Tom Clancy was the bomb.
Quite literally, in fact.
He wasn’t just the master of espionage and military science;
he also knew a thing or two about being prolific. With seventeen bestsellers and
more than one hundred million copies of his books in print, he was one of the
most successful thriller authors of all time.
In the novel Debt of Honor, the main character finds himself at a high stakes political meeting,
attempting to restart the nation’s economy after an attack by a formerly
friendly nation. Addressing the chief of staff, he says the immortal words:
If you don’t write it
down, it never happened.
When I first heard this phrase, it had a profound effect on
my creative process. It taught me to stop trusting my memory and start managing
my creative workflow intelligently. To train myself to become an informational
virtuoso who’s fast, responsive, proactive, organized, and never lets a single
idea get away. It taught me never to encounter inspiration without picking its
And now, as a result of this training, when an idea crosses
my path, I am ruthless.
My sixth sense will pick up on ideas before they even hit
the ground. Even if they show up unsuspected and unforeseen, I will seize them
with the devastating swiftness of creative ninja who’s so fast and efficient,
that by the time his opponent realizes he’s just been decapitated; the ninja is
already down the street drinking green tea.

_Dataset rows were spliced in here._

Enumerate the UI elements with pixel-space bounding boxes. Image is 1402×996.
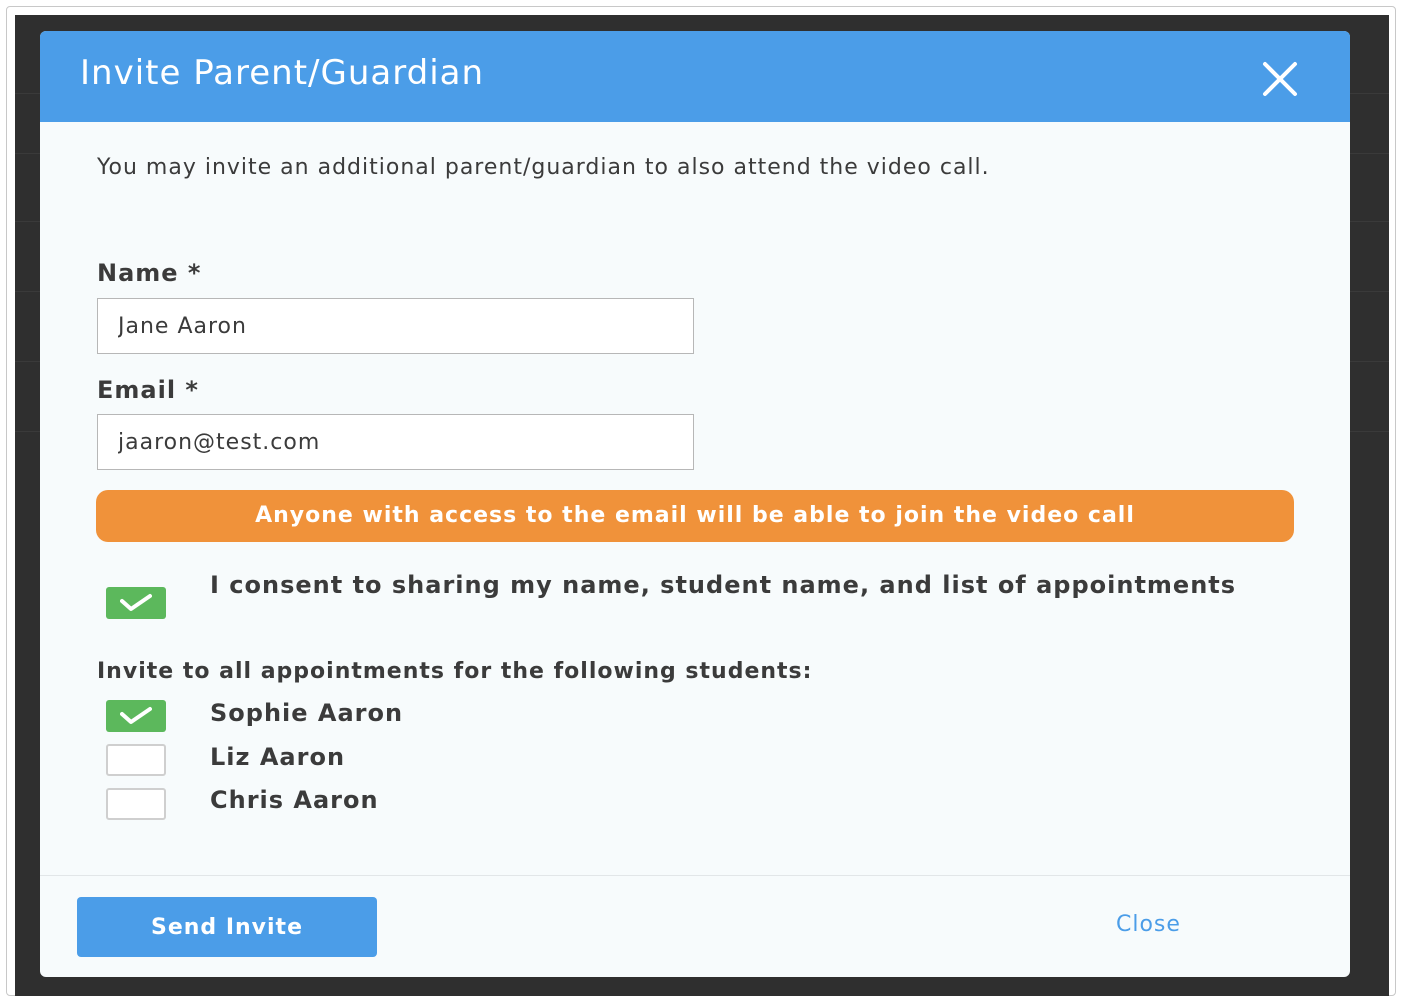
name-label: Name * [97,259,202,287]
email-label: Email * [97,376,199,404]
student-name: Chris Aaron [210,786,379,814]
student-checkbox-sophie[interactable] [106,700,166,732]
close-icon[interactable] [1262,61,1298,97]
modal-title: Invite Parent/Guardian [80,53,485,93]
modal-header: Invite Parent/Guardian [40,31,1350,122]
consent-checkbox[interactable] [106,587,166,619]
footer-divider [40,875,1350,876]
close-button[interactable]: Close [1116,912,1181,937]
intro-text: You may invite an additional parent/guar… [97,155,990,180]
checkmark-icon [120,707,152,724]
students-heading: Invite to all appointments for the follo… [97,659,813,684]
name-field[interactable] [97,298,694,354]
student-checkbox-chris[interactable] [106,788,166,820]
student-checkbox-liz[interactable] [106,744,166,776]
send-invite-button[interactable]: Send Invite [77,897,377,957]
invite-modal: Invite Parent/Guardian You may invite an… [40,31,1350,977]
consent-label: I consent to sharing my name, student na… [210,571,1237,599]
student-name: Sophie Aaron [210,699,404,727]
student-name: Liz Aaron [210,743,346,771]
email-field[interactable] [97,414,694,470]
warning-banner: Anyone with access to the email will be … [96,490,1294,542]
checkmark-icon [120,594,152,611]
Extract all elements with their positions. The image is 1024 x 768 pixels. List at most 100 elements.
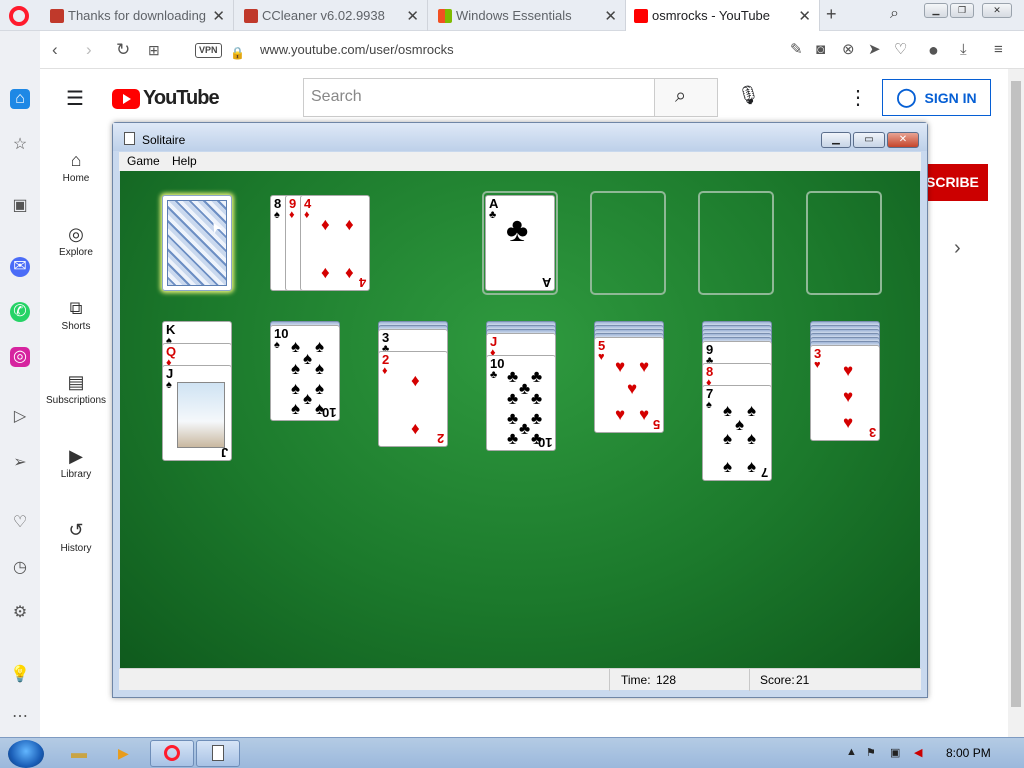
home-icon: ⌂ [70,150,82,170]
menu-game[interactable]: Game [127,154,160,168]
restore-window-button[interactable]: ❐ [950,3,974,18]
profile-avatar-icon[interactable]: ● [928,40,939,60]
search-button[interactable]: ⌕ [654,78,718,117]
vpn-badge[interactable]: VPN [195,43,222,58]
card-pip: ♣ [507,429,519,448]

You’ll never see me coming, and you’ll never see me leave.
Because if I learned anything from watching ninja movies as
a kid, a true mercenary practices the art of invisibility. He leaves without a
trace. He burns himself completely.
If you want to hone your ability to process information with
that kind of speed, the first step is to relieve yourself of any and all
editing duties. To retire your red pen.
This is a serious mental block that thwarts the creative
process. We waste time and energy trying to judge if a particular idea is good.
But that’s not our job. As artists, our job is to treat everything we encounter
with deep democracy, fundamental affirmation and radical acceptance. Never
meeting an experience with a tilted head.
Without this posture and way of seeing the world, we become
the type of people who think, well, if I forget something, I didn’t need to
know it. The silent dialogue in our head says, that’ll never work, that’s stupid, I can’t use that, that’s not
logical, I’m not allowed to do that, I should really wait until I have hard
data, so we walk through the world thinking that most great ideas are just
waiting to be talked out of.
And it becomes an infinite progression of confirmation bias.
We begin to favor information that confirms our beliefs, selectively documenting
only those ideas that support our existing position of what a good idea is.
Mitch Hedberg used to have a great joke on this:
“Sometimes in the middle of the night, I think of something
that’s funny, so I go get a pen and I write the idea down. Unless the pen’s too
far away, and then I have to convince myself that what I thought of wasn’t
Now that’s funny.
Ultimately, if you want hone your ability to process
information quickly and manage your creative workflow intelligently, the first
two steps are to stop trusting your memory and stop editing.
Because if you don’t write it down, it never happened.